Uang-uang tersebut kemudian ditampilkan saat konferensi pers di Gedung Merah Putih KPK. Terlihat, uang tunai dengan berbagai bentuk mata uang itu dikeluarkan dari koper dan kardus.
Dalam perkara ini, KPK menetapkan delapan orang tersangka, yakni Arif Sugiyanto (ARF), Fahd El Fouz (FEZ) alias Fahd A Rafiq, Erwin (ERW), dan Muhammad Fakhry (MF) yang disebut sebagai orang kepercayaan Menteri ATR/BPN, Nusron Wahid.

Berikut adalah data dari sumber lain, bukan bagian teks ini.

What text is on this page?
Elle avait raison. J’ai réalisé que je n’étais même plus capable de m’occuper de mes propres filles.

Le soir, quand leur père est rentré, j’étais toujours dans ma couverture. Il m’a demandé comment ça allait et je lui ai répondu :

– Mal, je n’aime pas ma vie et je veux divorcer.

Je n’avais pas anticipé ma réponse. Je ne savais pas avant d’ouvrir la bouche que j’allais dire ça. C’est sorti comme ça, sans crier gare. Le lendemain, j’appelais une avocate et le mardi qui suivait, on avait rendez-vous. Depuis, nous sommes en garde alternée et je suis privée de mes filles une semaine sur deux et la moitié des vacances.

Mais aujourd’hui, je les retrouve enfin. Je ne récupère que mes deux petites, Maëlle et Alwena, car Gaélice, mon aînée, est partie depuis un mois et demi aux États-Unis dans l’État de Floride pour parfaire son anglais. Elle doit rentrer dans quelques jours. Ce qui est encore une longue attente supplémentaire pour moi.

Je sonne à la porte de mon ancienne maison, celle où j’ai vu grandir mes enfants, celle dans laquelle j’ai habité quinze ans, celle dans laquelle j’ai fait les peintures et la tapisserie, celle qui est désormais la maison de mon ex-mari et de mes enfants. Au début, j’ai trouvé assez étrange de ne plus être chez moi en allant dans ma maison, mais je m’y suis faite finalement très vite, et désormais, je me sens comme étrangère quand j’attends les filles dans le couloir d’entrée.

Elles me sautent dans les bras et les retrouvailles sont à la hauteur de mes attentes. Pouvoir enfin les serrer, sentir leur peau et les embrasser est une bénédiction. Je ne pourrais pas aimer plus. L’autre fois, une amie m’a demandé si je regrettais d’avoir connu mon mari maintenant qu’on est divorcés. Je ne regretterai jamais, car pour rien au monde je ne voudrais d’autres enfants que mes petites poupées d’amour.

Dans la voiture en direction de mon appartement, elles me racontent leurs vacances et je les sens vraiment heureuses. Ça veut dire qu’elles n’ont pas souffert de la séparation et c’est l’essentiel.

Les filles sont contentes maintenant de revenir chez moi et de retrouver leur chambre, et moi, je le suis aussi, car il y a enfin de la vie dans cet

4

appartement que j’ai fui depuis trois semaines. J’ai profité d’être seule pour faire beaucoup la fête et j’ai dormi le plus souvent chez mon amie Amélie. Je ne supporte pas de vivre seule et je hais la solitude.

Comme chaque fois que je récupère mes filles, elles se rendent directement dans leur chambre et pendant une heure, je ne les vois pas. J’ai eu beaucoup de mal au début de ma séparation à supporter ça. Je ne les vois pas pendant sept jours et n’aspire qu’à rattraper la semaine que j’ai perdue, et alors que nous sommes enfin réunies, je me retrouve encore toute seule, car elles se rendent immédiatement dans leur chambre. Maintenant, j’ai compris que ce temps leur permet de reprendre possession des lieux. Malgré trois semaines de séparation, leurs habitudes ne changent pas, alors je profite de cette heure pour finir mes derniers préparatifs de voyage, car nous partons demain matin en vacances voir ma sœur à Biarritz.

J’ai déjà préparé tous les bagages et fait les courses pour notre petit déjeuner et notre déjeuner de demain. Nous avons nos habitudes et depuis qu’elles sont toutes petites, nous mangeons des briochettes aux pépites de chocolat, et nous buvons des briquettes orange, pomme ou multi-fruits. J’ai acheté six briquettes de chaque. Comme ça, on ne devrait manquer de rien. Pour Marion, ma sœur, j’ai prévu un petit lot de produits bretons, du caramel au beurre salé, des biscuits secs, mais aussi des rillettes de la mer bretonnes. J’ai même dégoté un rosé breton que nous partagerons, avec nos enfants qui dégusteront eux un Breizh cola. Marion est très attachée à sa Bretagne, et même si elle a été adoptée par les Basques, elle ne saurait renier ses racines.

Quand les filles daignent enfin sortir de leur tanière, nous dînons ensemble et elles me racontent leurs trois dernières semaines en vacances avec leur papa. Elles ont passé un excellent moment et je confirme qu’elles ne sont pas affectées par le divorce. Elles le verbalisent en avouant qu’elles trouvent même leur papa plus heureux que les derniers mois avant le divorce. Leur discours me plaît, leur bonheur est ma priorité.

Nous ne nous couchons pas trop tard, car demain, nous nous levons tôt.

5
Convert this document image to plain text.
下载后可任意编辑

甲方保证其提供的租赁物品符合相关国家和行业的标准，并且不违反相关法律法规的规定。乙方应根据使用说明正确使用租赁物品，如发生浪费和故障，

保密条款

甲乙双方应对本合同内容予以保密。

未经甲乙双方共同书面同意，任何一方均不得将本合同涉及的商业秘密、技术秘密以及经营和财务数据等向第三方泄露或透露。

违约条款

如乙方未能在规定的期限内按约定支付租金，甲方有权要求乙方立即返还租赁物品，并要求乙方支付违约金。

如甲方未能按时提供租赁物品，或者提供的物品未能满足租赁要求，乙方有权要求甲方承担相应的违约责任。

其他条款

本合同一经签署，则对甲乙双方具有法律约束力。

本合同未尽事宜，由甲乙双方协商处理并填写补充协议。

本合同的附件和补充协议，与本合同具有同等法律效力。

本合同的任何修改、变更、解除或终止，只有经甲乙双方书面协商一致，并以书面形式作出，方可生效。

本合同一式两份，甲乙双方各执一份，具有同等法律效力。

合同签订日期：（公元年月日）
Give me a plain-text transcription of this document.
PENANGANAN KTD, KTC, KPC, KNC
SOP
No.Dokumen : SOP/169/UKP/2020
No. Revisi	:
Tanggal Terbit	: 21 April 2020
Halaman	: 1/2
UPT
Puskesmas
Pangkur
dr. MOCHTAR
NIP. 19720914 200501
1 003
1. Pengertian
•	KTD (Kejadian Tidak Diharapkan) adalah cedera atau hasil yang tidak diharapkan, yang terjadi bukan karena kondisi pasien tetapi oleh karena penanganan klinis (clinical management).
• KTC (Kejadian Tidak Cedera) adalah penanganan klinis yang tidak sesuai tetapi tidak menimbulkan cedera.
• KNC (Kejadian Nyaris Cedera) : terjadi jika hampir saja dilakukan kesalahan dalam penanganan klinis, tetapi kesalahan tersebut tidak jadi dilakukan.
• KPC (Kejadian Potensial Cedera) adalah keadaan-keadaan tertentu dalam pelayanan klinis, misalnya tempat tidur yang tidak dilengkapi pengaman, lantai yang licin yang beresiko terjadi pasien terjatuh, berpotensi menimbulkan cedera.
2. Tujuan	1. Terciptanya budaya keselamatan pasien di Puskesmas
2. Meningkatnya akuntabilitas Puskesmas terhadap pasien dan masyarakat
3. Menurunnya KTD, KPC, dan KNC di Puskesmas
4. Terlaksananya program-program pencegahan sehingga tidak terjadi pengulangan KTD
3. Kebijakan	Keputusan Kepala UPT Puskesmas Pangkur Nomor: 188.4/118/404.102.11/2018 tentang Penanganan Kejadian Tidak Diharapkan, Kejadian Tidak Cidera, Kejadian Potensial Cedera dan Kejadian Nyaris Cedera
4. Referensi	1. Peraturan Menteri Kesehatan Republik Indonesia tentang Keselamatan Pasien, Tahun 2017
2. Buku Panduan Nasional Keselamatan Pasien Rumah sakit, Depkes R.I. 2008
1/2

Kemudian, Lampri (LMP) selaku Direktur Jenderal (Dirjen) Pengendalian dan Penertiban Tanah dan Ruang ATR/BPN; Sontang Coin Manurung (SON) selaku Kepala Kantor Pertanahan Kabupaten Bogor I; Adrianto Pitojo Adi (ADR) selaku Direktur Utama (Dirut) Summarecon; dan Rizal Pahlevi (LEV) selaku pihak swasta.